As she now prepares to graduate from college, event founder Janna Zuckerman of Edison said the community has rallied to the cause to make this year’s Michelle Offsie Memorial Walk on June 5 almost certainly the most successful yet.
With the proceeds from last year’s walk, said Zuckerman in a phone interview with NJJN, a total of just over $800,000 has been raised, and, she said, “we’ve been averaging $150,000 a year.” She thinks going the distance to reach the $1 million mark this year is “definitely possible” because “knowing this was my goal — to reach a million by the time I graduated college — more people have been sending letters and more people have registered than at this time last year.”
Zuckerman launched the annual walk — part of the Walk for Hope of the City of Hope research, treatment, and educational institute — in 2001 as her bat mitzva tzedaka project and in memory of Offsie, a close family friend and the bookkeeper at the JCC of Middlesex County, who had died a few months earlier of breast cancer at age 46.
In the ensuing years, the walk, from the JCC in Edison to Congregation Neve Shalom in Metuchen — where Zuckerman became bat mitzva — has become one of City of Hope’s largest suburban walks.

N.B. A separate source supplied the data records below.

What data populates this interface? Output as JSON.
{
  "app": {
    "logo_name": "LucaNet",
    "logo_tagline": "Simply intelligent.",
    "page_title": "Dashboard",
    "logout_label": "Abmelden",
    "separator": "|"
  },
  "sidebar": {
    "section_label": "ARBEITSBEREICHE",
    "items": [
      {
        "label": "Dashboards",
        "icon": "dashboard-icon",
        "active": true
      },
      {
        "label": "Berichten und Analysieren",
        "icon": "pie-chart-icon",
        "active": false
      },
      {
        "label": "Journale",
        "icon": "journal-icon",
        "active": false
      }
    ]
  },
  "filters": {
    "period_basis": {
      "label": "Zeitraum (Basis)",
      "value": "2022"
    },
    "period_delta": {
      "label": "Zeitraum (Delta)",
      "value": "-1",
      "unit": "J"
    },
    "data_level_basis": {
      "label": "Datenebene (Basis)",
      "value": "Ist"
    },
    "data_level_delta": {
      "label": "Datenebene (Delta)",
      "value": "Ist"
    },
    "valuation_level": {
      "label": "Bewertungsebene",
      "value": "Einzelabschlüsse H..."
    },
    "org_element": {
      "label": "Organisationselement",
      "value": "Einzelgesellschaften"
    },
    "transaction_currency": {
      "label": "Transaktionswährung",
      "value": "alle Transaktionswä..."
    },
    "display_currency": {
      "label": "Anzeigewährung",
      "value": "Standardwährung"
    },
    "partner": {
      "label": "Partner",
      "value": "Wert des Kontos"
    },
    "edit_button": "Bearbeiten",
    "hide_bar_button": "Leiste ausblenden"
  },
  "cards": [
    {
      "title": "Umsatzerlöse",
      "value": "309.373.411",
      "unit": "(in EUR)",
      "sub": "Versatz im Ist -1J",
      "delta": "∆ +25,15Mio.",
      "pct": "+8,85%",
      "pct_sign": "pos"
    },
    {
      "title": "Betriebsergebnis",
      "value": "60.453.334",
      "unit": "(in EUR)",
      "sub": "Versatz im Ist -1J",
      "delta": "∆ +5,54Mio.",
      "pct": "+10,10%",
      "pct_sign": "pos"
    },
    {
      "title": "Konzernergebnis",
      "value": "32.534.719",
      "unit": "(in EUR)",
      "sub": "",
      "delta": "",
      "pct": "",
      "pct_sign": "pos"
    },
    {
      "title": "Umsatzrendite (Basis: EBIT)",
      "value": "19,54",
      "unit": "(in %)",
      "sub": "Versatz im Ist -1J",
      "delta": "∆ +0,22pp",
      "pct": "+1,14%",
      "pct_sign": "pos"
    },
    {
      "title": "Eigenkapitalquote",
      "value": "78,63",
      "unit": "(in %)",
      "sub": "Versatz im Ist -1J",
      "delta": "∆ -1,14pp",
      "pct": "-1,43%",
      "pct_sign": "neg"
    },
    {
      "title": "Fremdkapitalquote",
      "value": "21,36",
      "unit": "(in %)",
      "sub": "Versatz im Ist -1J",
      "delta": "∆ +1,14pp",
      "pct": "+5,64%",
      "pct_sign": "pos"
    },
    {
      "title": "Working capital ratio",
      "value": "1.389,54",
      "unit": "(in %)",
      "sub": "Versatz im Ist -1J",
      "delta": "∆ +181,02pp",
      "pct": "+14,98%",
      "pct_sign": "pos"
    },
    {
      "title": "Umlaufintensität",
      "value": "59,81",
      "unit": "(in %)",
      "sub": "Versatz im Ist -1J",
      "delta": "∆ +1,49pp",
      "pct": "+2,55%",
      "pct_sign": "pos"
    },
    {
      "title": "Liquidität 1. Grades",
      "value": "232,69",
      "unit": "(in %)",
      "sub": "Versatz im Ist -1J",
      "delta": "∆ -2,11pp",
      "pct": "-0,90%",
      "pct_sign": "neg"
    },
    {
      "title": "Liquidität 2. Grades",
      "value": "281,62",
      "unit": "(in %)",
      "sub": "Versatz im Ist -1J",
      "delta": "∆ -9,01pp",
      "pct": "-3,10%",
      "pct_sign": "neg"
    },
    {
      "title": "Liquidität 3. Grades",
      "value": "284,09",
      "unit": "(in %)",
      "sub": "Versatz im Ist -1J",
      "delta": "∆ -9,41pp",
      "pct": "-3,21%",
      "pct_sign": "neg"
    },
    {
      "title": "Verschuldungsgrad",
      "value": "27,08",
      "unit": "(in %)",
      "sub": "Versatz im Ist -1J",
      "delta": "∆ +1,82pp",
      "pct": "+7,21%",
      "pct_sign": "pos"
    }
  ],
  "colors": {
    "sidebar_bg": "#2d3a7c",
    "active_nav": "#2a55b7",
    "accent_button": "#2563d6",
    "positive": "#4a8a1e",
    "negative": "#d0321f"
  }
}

The walk features a host of vendors, radio coverage, local and corporate sponsorships, and an international food display.
Zuckerman has always focused on recruiting other young people to the cause, and at least 15 schools and a number of local government leaders will also participate. “This event really brings together our Edison community and surrounding communities,” she said.

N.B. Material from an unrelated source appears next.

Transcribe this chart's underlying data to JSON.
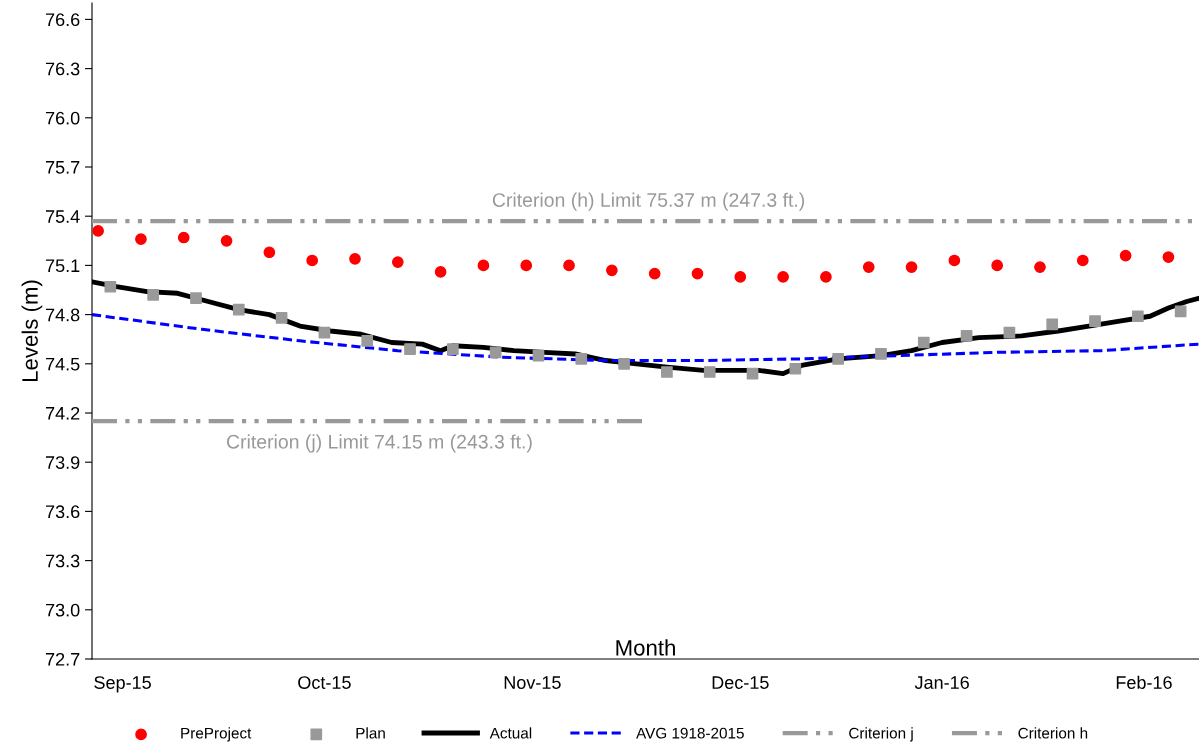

A family studies and community development major at Towson University in Maryland, Zuckerman has received an executive recruitment and education scholarship from the Jewish Federations of North America; she will attend graduate school at the University of Maryland while simultaneously attending Baltimore Hebrew Institute to earn a certificate in Jewish communal work.
She has received many local awards in recognition of the Offsie Walk and other volunteer activities, including being selected from among 24,000 applicants nationwide to receive a Prudential Spirit of Community Award.